The robot sent back its first images when it first entered the atmosphere and dropped its protective gear. All I saw was a cloud of yellow mist, speckled with red spots, gliding past the camera with dizzying speed—upward as the probe was falling at hundreds of miles an hour. The fog was thickening; it was difficult to guess whether the camera was pointing at a depth of ten inches or ten miles, because there was no detail to focus the eye on.Judging by the television equipment, the mission appears to have failed.The television equipment was working, but there was nothing to watch in this foggy atmosphere.

Then, suddenly, the mist lifted.The probe must have penetrated the thick clouds and entered the clear sky—probably a region of near-pure hydrogen, scattered with some crystals of ammonia.While it is still difficult to judge the size of the image at this point, the lens is clearly pointing at a depth of several miles. For a moment, this strange sight meant little to eyes accustomed to the colors and shapes of Earth.Far, far below, there was an endless golden mottled sea, strewn with parallel ridges that might have been the crests of huge waves.But it was motionless; the field of vision was too large to see any movement.And that golden vista couldn't be water, because it's still high in Jupiter's atmosphere.It could only be another cloud cover.

Then, the camera caught something very strange, and because of the distance, it didn't seem to be seen.Many miles away, the golden landscape turned into a strangely symmetrical cone, like a volcano.On the top of the volcano there is a circle of small, fluffy clouds - all about the same size, not connected to each other, and alone.The clouds were unnatural and forbidding--if the word "natural" could be used for such a majestic scene.

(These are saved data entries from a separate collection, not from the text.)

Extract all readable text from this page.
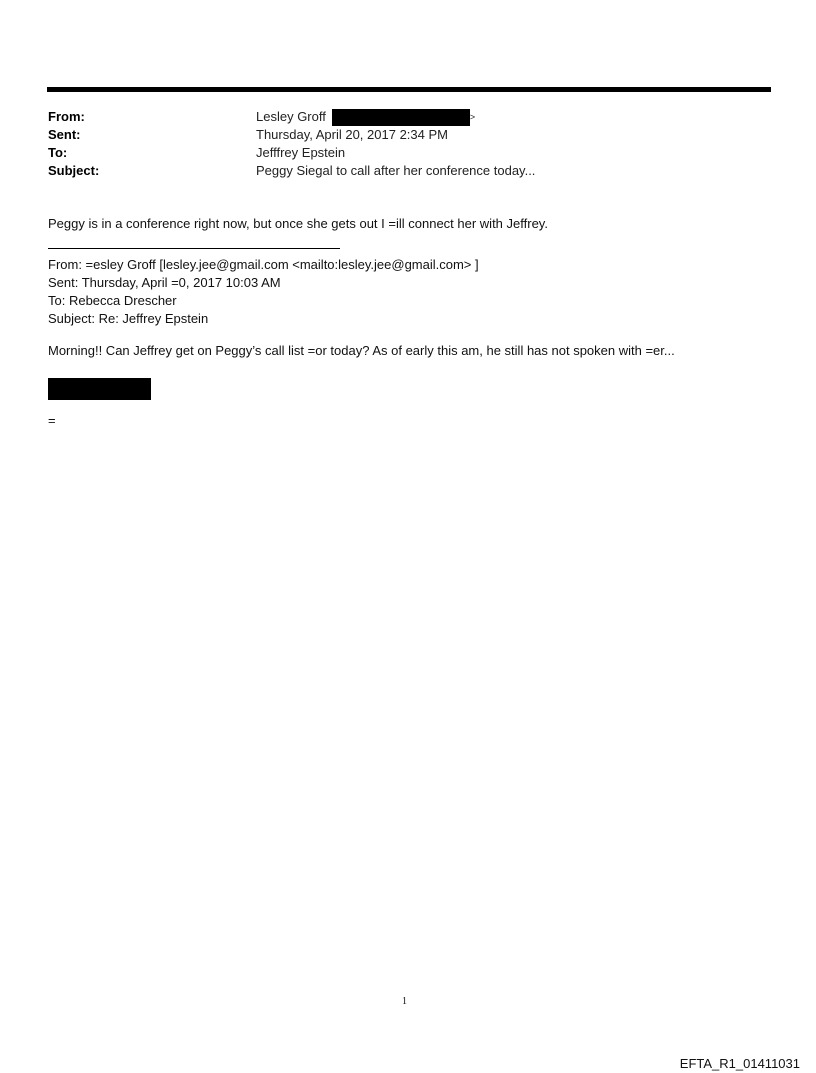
From:	Lesley Groff	>
Sent:	Thursday, April 20, 2017 2:34 PM
To:	Jefffrey Epstein
Subject:	Peggy Siegal to call after her conference today...
Peggy is in a conference right now, but once she gets out I =ill connect her with Jeffrey.
From: =esley Groff [lesley.jee@gmail.com <mailto:lesley.jee@gmail.com> ]
Sent: Thursday, April =0, 2017 10:03 AM
To: Rebecca Drescher
Subject: Re: Jeffrey Epstein
Morning!! Can Jeffrey get on Peggy’s call list =or today? As of early this am, he still has not spoken with =er...
=
1
EFTA_R1_01411031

Then, with some disturbance in the denser atmosphere, the probe swerved into another space, and for a few seconds the television screen saw nothing but a blur of gold.Before long, the camera stabilizes; the "sea" is much closer, but still incomprehensible.At this time, patches of darkness can be seen, which may be some holes and gaps in the deeper atmosphere.

The probe is destined not to reach the bottom.With every mile it goes, the gas around it doubles in density, the more it sinks toward the planet's invisible surface.The greater the pressure.Still high above the mystic sea, the image flashed ominously, then vanished, and the first explorer from Earth shattered under the pressure of the atmosphere many miles deep around it. In its short life, the probe scanned perhaps a millionth of Jupiter's surface, and only just approached the planet's surface, which is still hundreds of miles deep under heavy fog.As the image faded from the screen, Bowman and Poole could only sit there, thinking the same thought in unison.

What the ancients did was indeed smarter than what they knew, and actually named this planet the head of the gods (the original text of Jupiter is Jupiter, which is the head of the gods in Roman mythology).If it had life on it, how long would it take to find it?And after that, it would take centuries for man to follow in the footsteps of his first explorer—with what vehicle? However, these matters have nothing to do with "Discovery" and its crew.Their goal was an even stranger world, almost twice as far away as the sun—and half a billion miles through comet-filled space.